Нет, не так: он не желал бросать симпатичную, добрую, умную и влюбленную в него девушку. Однажды уже преданную и потерявшую все, а теперь возрождающуюся к жизни, в том числе и его усилиями. Он не должен был так с ней поступать.

Не должен и не хотел.

Рассказ и последующие хаотичные ответы Загоскина Мила слушала, округлив глаза и стиснув зубы от обуревающих эмоций, и, желая поддержать, а еще больше успокоить, Вик взял ее за руку.

Это простое действие возымело сумасшедший эффект. Мила тотчас отвлеклась от рассказа, забыла про возрастающий страх и переключилась на куда более приятные мысли. Непонимание в ее глазах сменилось на сдержанный восторг, тревога заместилась обожанием и надеждой. Вик мог бы гордиться собой, но в глубине души почувствовал не гордость, а светлую радость. И рад он был не тому, что сгладил негатив и отсрочил взрыв, а тому, что удостоился ее любви – всепоглощающей и безбрежной, как океан.

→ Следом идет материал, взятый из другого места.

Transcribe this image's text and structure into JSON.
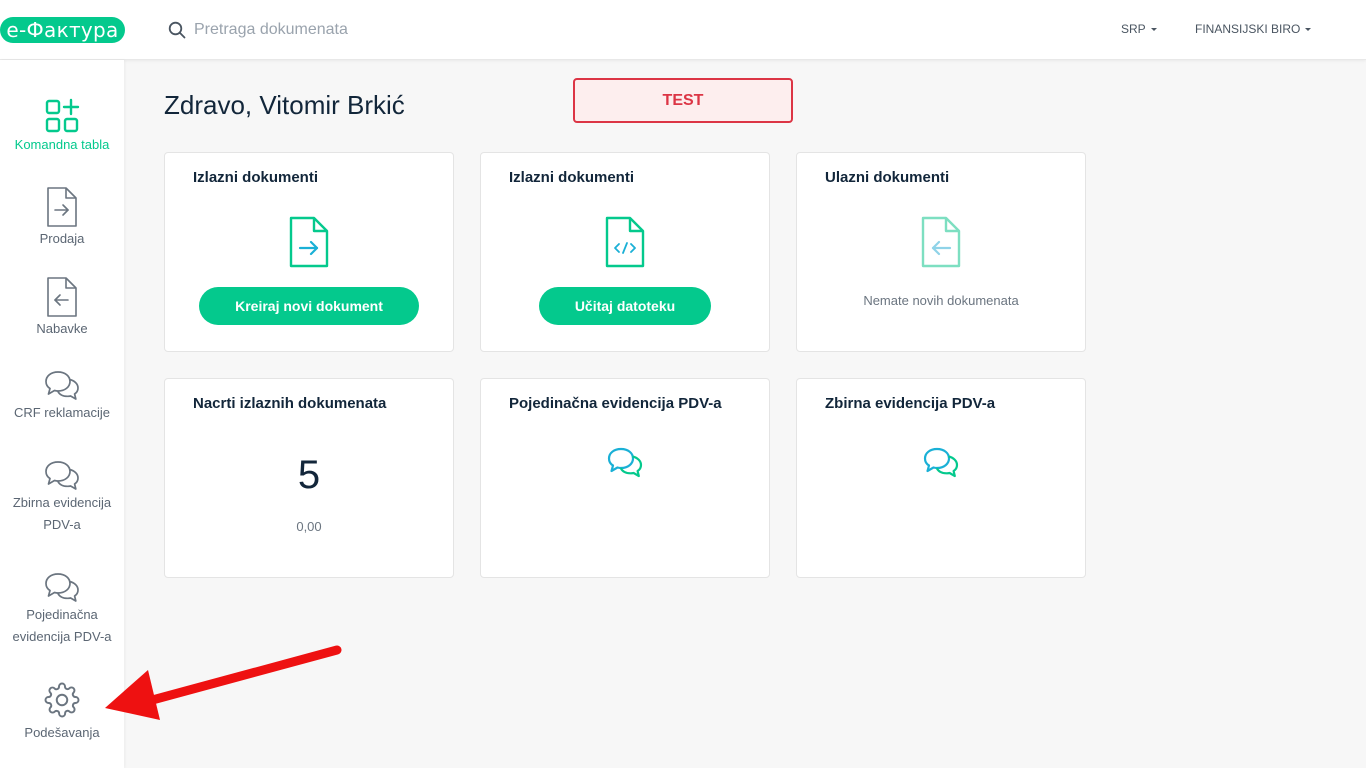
{
  "header": {
    "logo": "e-Фактура",
    "search_placeholder": "Pretraga dokumenata",
    "language": "SRP",
    "company": "FINANSIJSKI BIRO"
  },
  "sidebar": {
    "items": [
      {
        "label": "Komandna tabla",
        "icon": "dashboard-icon",
        "active": true
      },
      {
        "label": "Prodaja",
        "icon": "document-arrow-right-icon"
      },
      {
        "label": "Nabavke",
        "icon": "document-arrow-left-icon"
      },
      {
        "label": "CRF reklamacije",
        "icon": "chat-bubbles-icon"
      },
      {
        "label": "Zbirna evidencija PDV-a",
        "icon": "chat-bubbles-icon"
      },
      {
        "label": "Pojedinačna evidencija PDV-a",
        "icon": "chat-bubbles-icon"
      },
      {
        "label": "Podešavanja",
        "icon": "gear-icon"
      }
    ]
  },
  "main": {
    "greeting": "Zdravo, Vitomir Brkić",
    "badge": "TEST",
    "cards": [
      {
        "title": "Izlazni dokumenti",
        "icon": "document-arrow-right-icon",
        "button": "Kreiraj novi dokument"
      },
      {
        "title": "Izlazni dokumenti",
        "icon": "document-code-icon",
        "button": "Učitaj datoteku"
      },
      {
        "title": "Ulazni dokumenti",
        "icon": "document-arrow-left-icon",
        "message": "Nemate novih dokumenata"
      },
      {
        "title": "Nacrti izlaznih dokumenata",
        "count": "5",
        "amount": "0,00"
      },
      {
        "title": "Pojedinačna evidencija PDV-a",
        "icon": "chat-bubbles-icon"
      },
      {
        "title": "Zbirna evidencija PDV-a",
        "icon": "chat-bubbles-icon"
      }
    ]
  },
  "colors": {
    "accent": "#04c98d",
    "accent_blue": "#1ab0d6",
    "badge_red": "#dc3545",
    "arrow_red": "#ee1111"
  }
}
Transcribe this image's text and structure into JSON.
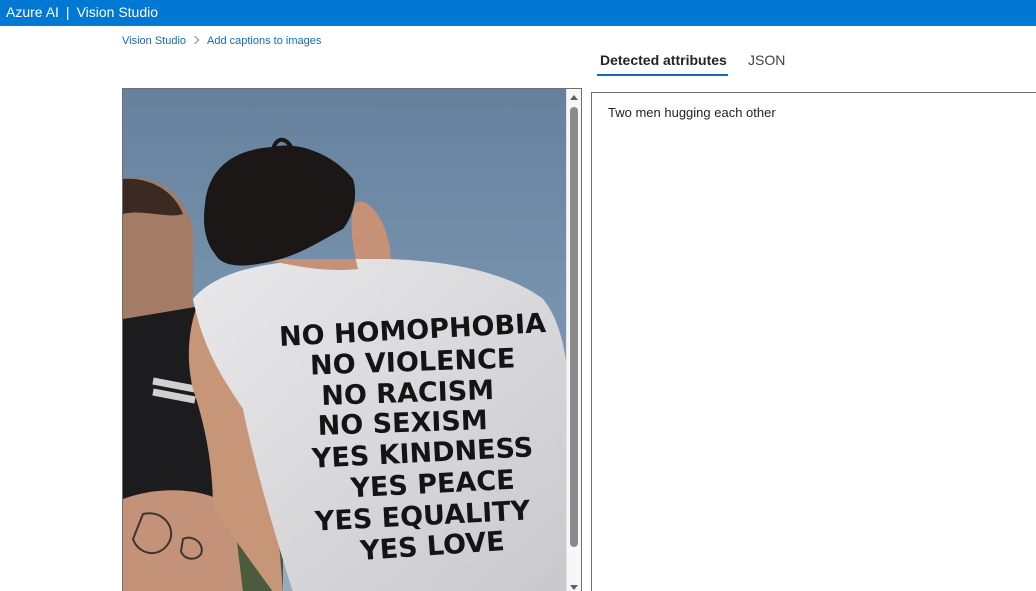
{
  "header": {
    "product": "Azure AI",
    "separator": "|",
    "app": "Vision Studio"
  },
  "breadcrumb": {
    "items": [
      "Vision Studio",
      "Add captions to images"
    ]
  },
  "tabs": [
    {
      "label": "Detected attributes",
      "selected": true
    },
    {
      "label": "JSON",
      "selected": false
    }
  ],
  "image": {
    "shirt_text": [
      "NO HOMOPHOBIA",
      "NO VIOLENCE",
      "NO RACISM",
      "NO SEXISM",
      "YES KINDNESS",
      "YES PEACE",
      "YES EQUALITY",
      "YES LOVE"
    ]
  },
  "results": {
    "caption": "Two men hugging each other"
  },
  "colors": {
    "accent": "#0078d4",
    "link": "#0f6cbd"
  }
}
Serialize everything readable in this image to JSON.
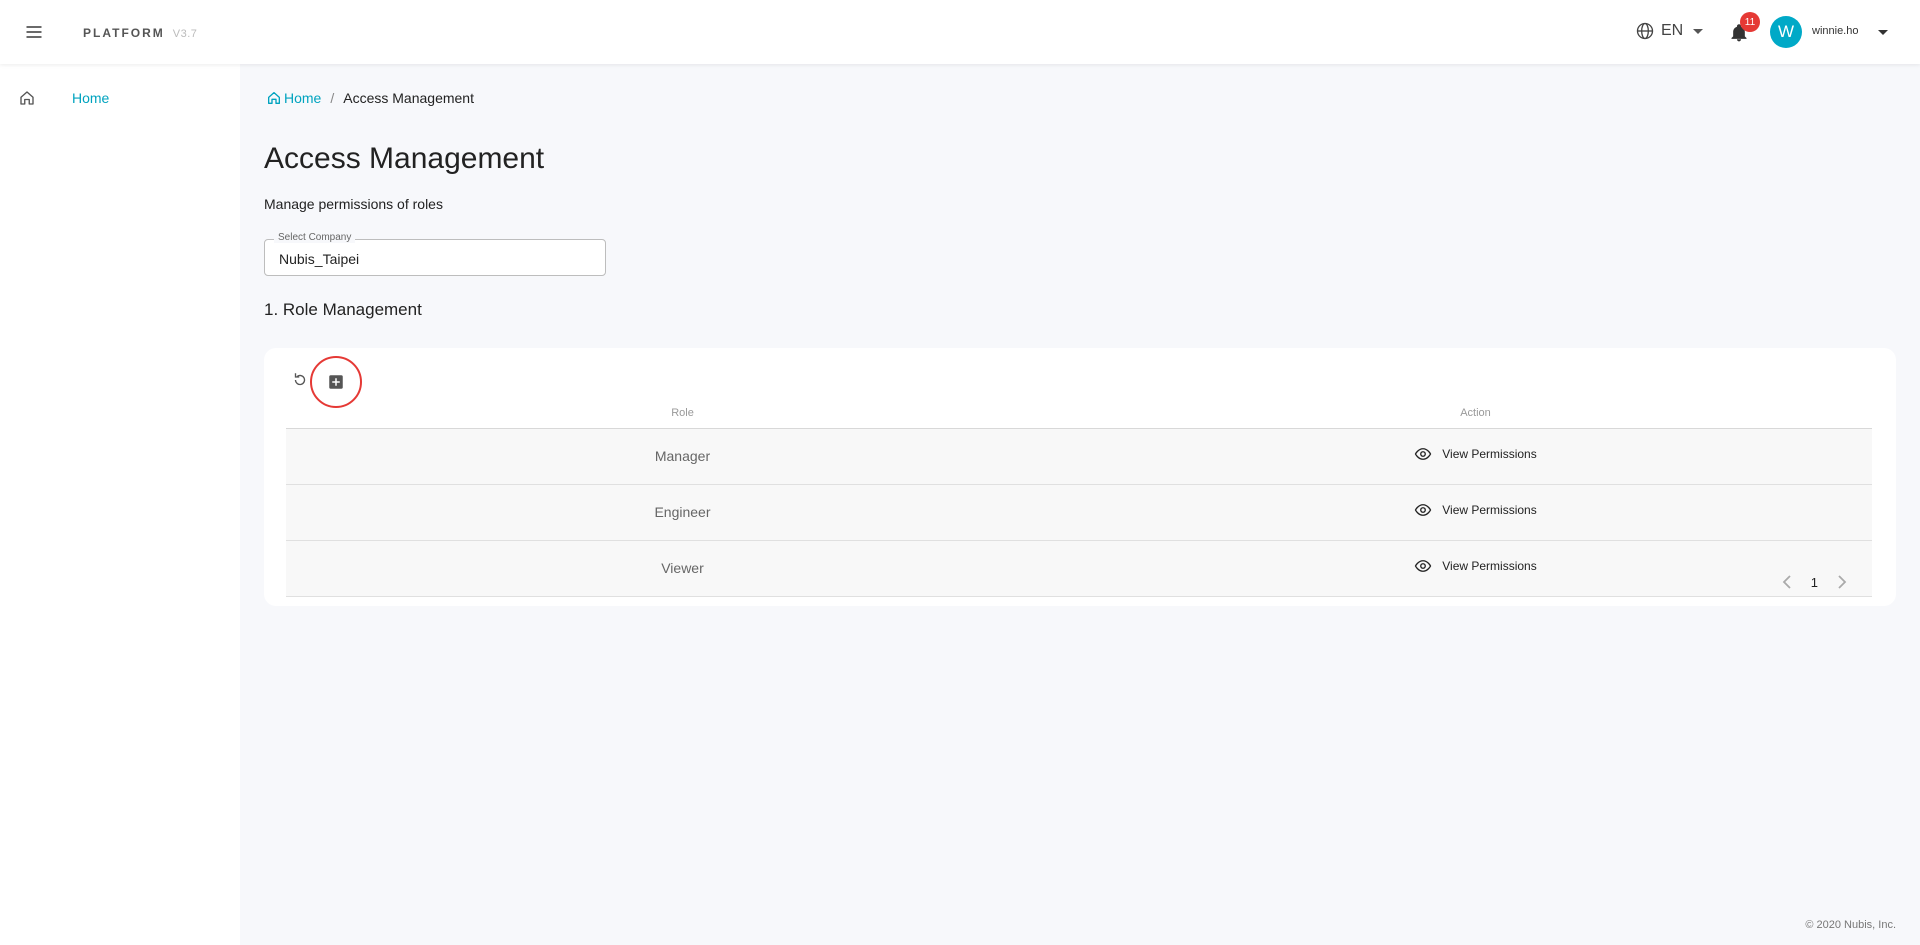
{
  "header": {
    "brand": "PLATFORM",
    "version": "V3.7",
    "language": "EN",
    "notification_count": "11",
    "avatar_initial": "W",
    "username": "winnie.ho"
  },
  "sidebar": {
    "items": [
      {
        "label": "Home",
        "icon": "home-icon"
      }
    ]
  },
  "breadcrumb": {
    "home": "Home",
    "separator": "/",
    "current": "Access Management"
  },
  "page": {
    "title": "Access Management",
    "subtitle": "Manage permissions of roles"
  },
  "company_select": {
    "label": "Select Company",
    "value": "Nubis_Taipei"
  },
  "section": {
    "title": "1. Role Management"
  },
  "table": {
    "columns": [
      "Role",
      "Action"
    ],
    "rows": [
      {
        "role": "Manager",
        "action": "View Permissions"
      },
      {
        "role": "Engineer",
        "action": "View Permissions"
      },
      {
        "role": "Viewer",
        "action": "View Permissions"
      }
    ]
  },
  "pagination": {
    "current_page": "1"
  },
  "footer": {
    "copyright": "© 2020 Nubis, Inc."
  },
  "colors": {
    "accent": "#00a3bf",
    "badge": "#e53935",
    "highlight_circle": "#e53935"
  }
}
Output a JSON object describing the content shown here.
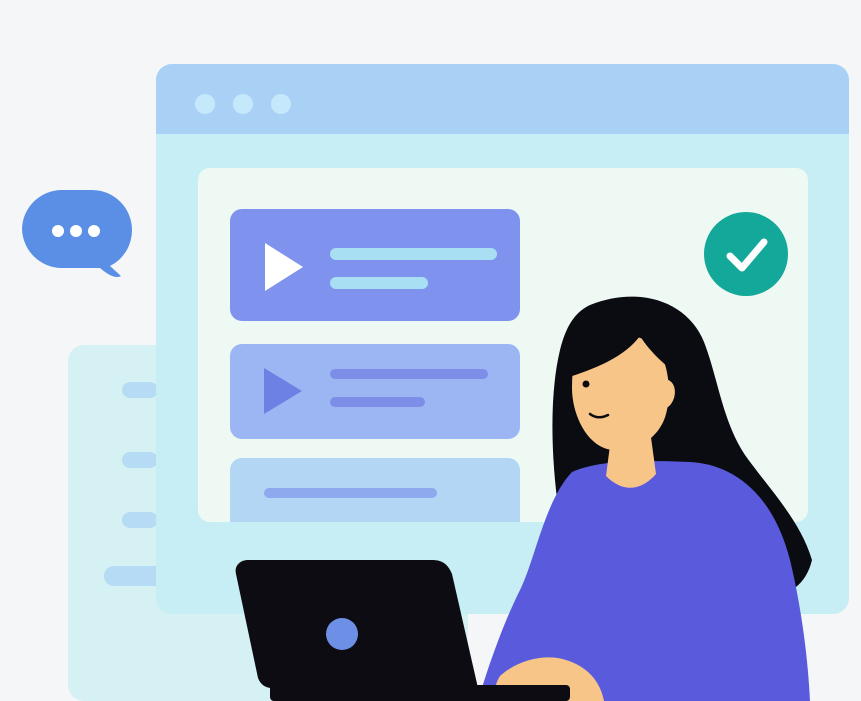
{
  "illustration": {
    "subject": "online-learning",
    "colors": {
      "page_background": "#f5f6f8",
      "window_body": "#c7eef4",
      "window_titlebar": "#a9d1f6",
      "window_dots": "#c6e8fb",
      "content_panel": "#eff9f3",
      "card_primary": "#7f93ee",
      "card_secondary": "#9bb6f2",
      "card_line": "#a9dff3",
      "check_badge": "#14a89a",
      "chat_bubble": "#5b8fe6",
      "back_panel": "#d6f1f4",
      "sweater": "#5a5bdc",
      "hair": "#0b0b12",
      "skin": "#f8c589",
      "laptop": "#0c0c12",
      "laptop_logo": "#6d8fe6"
    },
    "icons": [
      "chat-bubble-icon",
      "check-circle-icon",
      "play-icon",
      "laptop-icon"
    ],
    "video_cards": [
      {
        "kind": "play"
      },
      {
        "kind": "play"
      },
      {
        "kind": "text"
      }
    ]
  }
}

К некоторому его удивлению, простой жест – взять Милу за руку – помог и ему тоже. Оберегая ее, он открывал в себе неизведанные источники сил. Это был еще один плюсик к ее карме. И еще одно подтверждение, что их встреча была запланирована где-то на небесах.

Увы, он не имел права погрузиться в новое для себя чувство с головой – Загоскин требовал внимания. Хитрый старик вел игру, превращая диалог в подобие поединка. Вик был вынужден принять навязанную тактику, попеременно атакуя и обороняясь, в надежде отыграть упущенное в первые минуты преимущество.

Загоскин хотел вытащить из Соловьева как можно больше, сообщив в ответ как можно меньше. Он сыпал «откровениями», мешая ложь с правдой, и даже естественная скорбь вдовца была им искусно вплетена в ловчую сеть для простаков. Поблескивающие из-под полуприкрытых век глаза пристально следили за собеседниками.

Вик совсем не ожидал, что старик вообще затеет эту дуэль, щедро сдобренную смысловыми нюансами. Он ошибочно считал его дряхлым и с чудинкой – таким, каким Загоскин демонстрировал себя в пансионате. Инвалидное кресло, нелогичные повороты в разговоре, вздорный характер ворчуна – все это казалось похожим на правду, потому что выглядело типичным и объяснимым, но сейчас, в этой новой реальности, прошлые выводы оказались помехой. Загоскин изменился. Словно вернув себе способность передвигаться без кресла, он заодно сбросил и маску выжившего из ума деда.